Single-cell polymerase chain reaction (PCR) has been used as a tool to demonstrate clonality and B-cell origin of Reed-Sternberg (RS) cells in Hodgkin disease (HD). An analogous approach was used to investigate genomic imbalances in a (cyto)genetically poorly characterized subentity: lymphocyte predominance Hodgkin disease (LPHD). Nineteen cases of LPHD were selected for a comparative genomic hybridization (CGH) study. CGH was performed with degenerate oligonucleotide primed–PCR (DOP-PCR)–amplified DNA from 4-5 microdissected CD20⁺ malignant cells.
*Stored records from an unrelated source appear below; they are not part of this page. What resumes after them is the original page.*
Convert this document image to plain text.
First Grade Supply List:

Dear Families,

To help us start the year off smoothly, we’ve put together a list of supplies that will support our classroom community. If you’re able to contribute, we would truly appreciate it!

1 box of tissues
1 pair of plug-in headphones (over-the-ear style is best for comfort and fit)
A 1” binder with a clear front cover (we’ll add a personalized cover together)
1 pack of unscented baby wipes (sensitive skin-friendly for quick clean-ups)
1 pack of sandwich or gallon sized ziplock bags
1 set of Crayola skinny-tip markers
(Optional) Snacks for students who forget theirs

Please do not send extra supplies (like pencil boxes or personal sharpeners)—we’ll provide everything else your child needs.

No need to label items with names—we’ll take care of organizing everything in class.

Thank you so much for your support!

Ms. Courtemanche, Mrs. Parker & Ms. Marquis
All analyzed cases revealed a high number of genomic imbalances (average 10.8 per case), involving all chromosomes but the excluded 19, 22, and Y, indicating a high complexity of LPHD. The majority of detected aberrations were recurrent. Gain of 1, 2q, 3, 4q, 5q, 6, 8q, 11q, 12q, and X, and loss of chromosome 17 were identified in 36.8% to 68.4% of the analyzed cases. Some of them have also been found in non-Hodgkin lymphoma (NHL), and possibly represent secondary changes associated with disease progression. Gain of 2q, 4q, 5q, 6, 11q, however, are much more rarely observed in NHL and could be more specifically associated with LPHD. Particularly interesting is a frequent overrepresentation of chromosome arm 6q, a region usually deleted in NHL. Rearrangement of theBCL6 gene (3q27) demonstrated by cytogenetics and fluorescence in situ hybridization in 2 cases in this study suggests its contribution in pathogenesis of LPHD. In conclusion, the data show a consistent occurrence of genomic alterations in LPHD and highlight genomic regions that might be relevant for development and/or progression of this lymphoma entity.